Traffic concerns were discussed. The developer’s traffic engineer said that the development will add 1600 car trips daily (each way) to the current 2500 trips. The engineer announced this traffic volume is not an issue for the road, followed by immediate loud disagreement from much of the audience.
The presentation include Goochland County plans to widen Rockville Road to four lanes with bike/walking trails. Not included in the presentation is that this plan is designated “low priority,” with no funding, no planned start date, and is not in the queue to go forward. In contrast the “high priority” I-64 interchange project may be completed as soon as 2031.

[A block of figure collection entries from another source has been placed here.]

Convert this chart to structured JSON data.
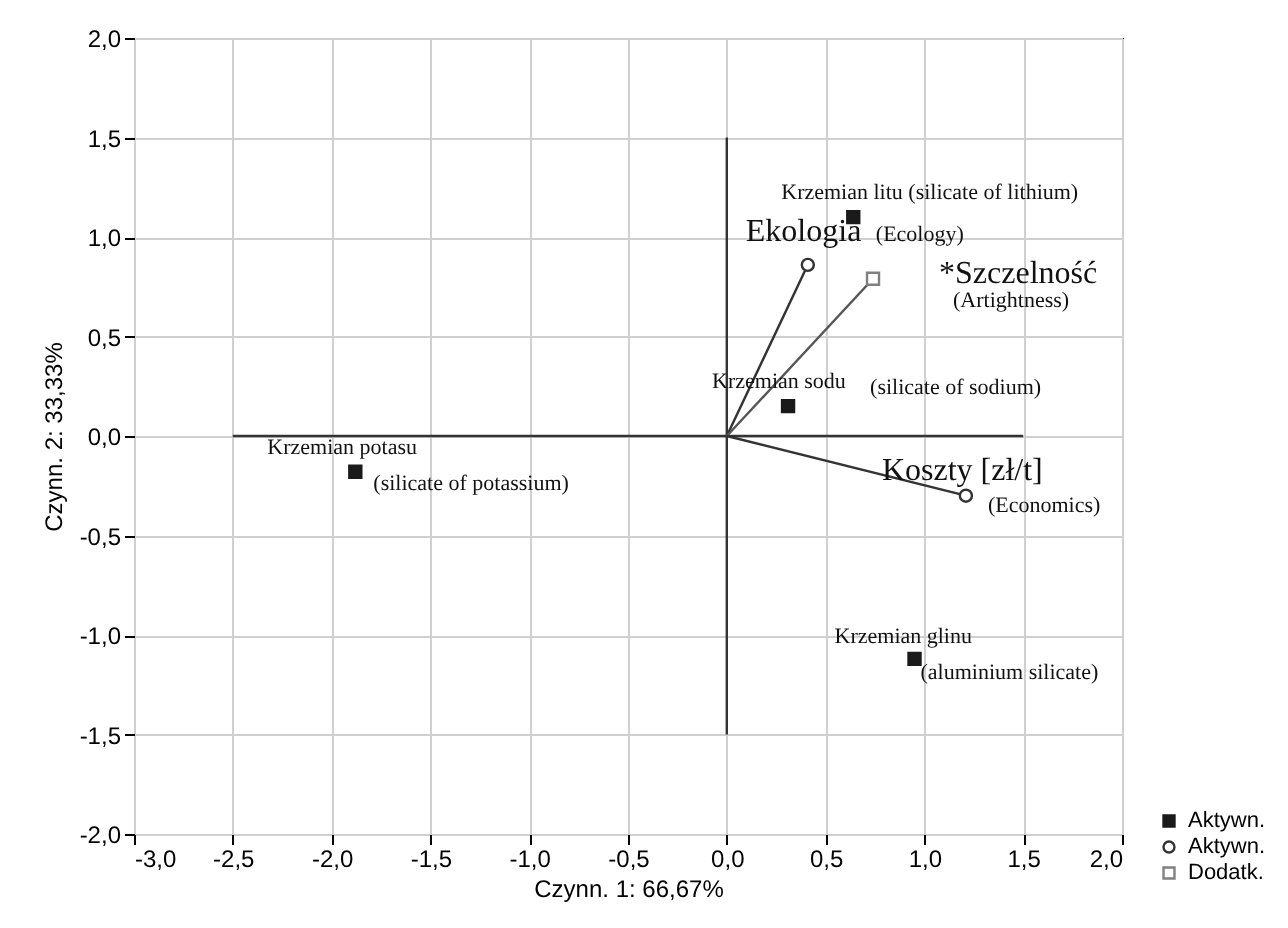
{
  "chart_data": {
    "type": "scatter",
    "xlabel": "Czynn. 1: 66,67%",
    "ylabel": "Czynn. 2: 33,33%",
    "xlim": [
      -3,
      2
    ],
    "ylim": [
      -2,
      2
    ],
    "xticks": [
      {
        "value": -3,
        "label": "-3,0"
      },
      {
        "value": -2.5,
        "label": "-2,5"
      },
      {
        "value": -2,
        "label": "-2,0"
      },
      {
        "value": -1.5,
        "label": "-1,5"
      },
      {
        "value": -1,
        "label": "-1,0"
      },
      {
        "value": -0.5,
        "label": "-0,5"
      },
      {
        "value": 0,
        "label": "0,0"
      },
      {
        "value": 0.5,
        "label": "0,5"
      },
      {
        "value": 1,
        "label": "1,0"
      },
      {
        "value": 1.5,
        "label": "1,5"
      },
      {
        "value": 2,
        "label": "2,0"
      }
    ],
    "yticks": [
      {
        "value": -2,
        "label": "-2,0"
      },
      {
        "value": -1.5,
        "label": "-1,5"
      },
      {
        "value": -1,
        "label": "-1,0"
      },
      {
        "value": -0.5,
        "label": "-0,5"
      },
      {
        "value": 0,
        "label": "0,0"
      },
      {
        "value": 0.5,
        "label": "0,5"
      },
      {
        "value": 1,
        "label": "1,0"
      },
      {
        "value": 1.5,
        "label": "1,5"
      },
      {
        "value": 2,
        "label": "2,0"
      }
    ],
    "grid": true,
    "legend": "bottom right",
    "series": [
      {
        "name": "Aktywn.",
        "type": "scatter",
        "marker": "square",
        "color": "#1a1a1a",
        "x": [
          0.64,
          0.31,
          -1.88,
          0.95
        ],
        "values": [
          1.1,
          0.15,
          -0.18,
          -1.12
        ]
      },
      {
        "name": "Aktywn.",
        "type": "scatter",
        "marker": "circle",
        "color": "#333333",
        "x": [
          0.41,
          1.21
        ],
        "values": [
          0.86,
          -0.3
        ]
      },
      {
        "name": "Dodatk.",
        "type": "scatter",
        "marker": "square",
        "color": "#808080",
        "x": [
          0.74
        ],
        "values": [
          0.79
        ]
      },
      {
        "type": "line",
        "color": "#333333",
        "x": [
          -2.5,
          1.5
        ],
        "values": [
          0,
          0
        ]
      },
      {
        "type": "line",
        "color": "#333333",
        "x": [
          0,
          0
        ],
        "values": [
          -1.5,
          1.5
        ]
      },
      {
        "type": "line",
        "color": "#333333",
        "x": [
          0,
          0.41
        ],
        "values": [
          0,
          0.86
        ]
      },
      {
        "type": "line",
        "color": "#555555",
        "x": [
          0,
          0.74
        ],
        "values": [
          0,
          0.79
        ]
      },
      {
        "type": "line",
        "color": "#333333",
        "x": [
          0,
          1.21
        ],
        "values": [
          0,
          -0.3
        ]
      }
    ],
    "annotations": [
      {
        "text": "Krzemian litu (silicate of lithium)",
        "x": 0.64,
        "y": 1.1
      },
      {
        "text": "Ekologia",
        "x": 0.41,
        "y": 0.86
      },
      "(Ecology)",
      {
        "text": "*Szczelność",
        "x": 0.74,
        "y": 0.79
      },
      "(Artightness)",
      {
        "text": "Krzemian sodu",
        "x": 0.31,
        "y": 0.15
      },
      "(silicate of sodium)",
      {
        "text": "Koszty [zł/t]",
        "x": 1.21,
        "y": -0.3
      },
      {
        "text": "(Economics)",
        "x": 1.21,
        "y": -0.3
      },
      {
        "text": "Krzemian glinu",
        "x": 0.95,
        "y": -1.12
      },
      {
        "text": "(aluminium silicate)",
        "x": 0.95,
        "y": -1.12
      },
      {
        "text": "Krzemian potasu",
        "x": -1.88,
        "y": -0.18
      },
      {
        "text": "(silicate of potassium)",
        "x": -1.88,
        "y": -0.18
      }
    ]
  }
}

Ranked by fatalities, Rockville Road is the most dangerous road in the county (excluding I-64). Firetrucks on Rockville Road must come to almost a full stop, if trying to pass a dump truck on this narrow road.
This development is proposed to be zoning category “RPUD” (Residential Planned Unit Development). This is a higher density for this parcel than allowed in the current Comprehensive Plan and the failed 2023 Centerville Plan. These county plans both called for decreasing density as a parcel gets further from the Centerville center. The Highfield plan is a higher density then Bridge at Tuckahoe project, which is closer to Centerville.
Concerns were also raised about the strain on the schools and emergency services. Note that the developer pays a proffer to help offset the capital improvements needed. Under current formulas, that would be about $9700 per house. Audience members commented that even after the proffer, the development would be a burden on the county budget.
The next public step for approval will be a hearing before the Planning Commission, date not yet announced.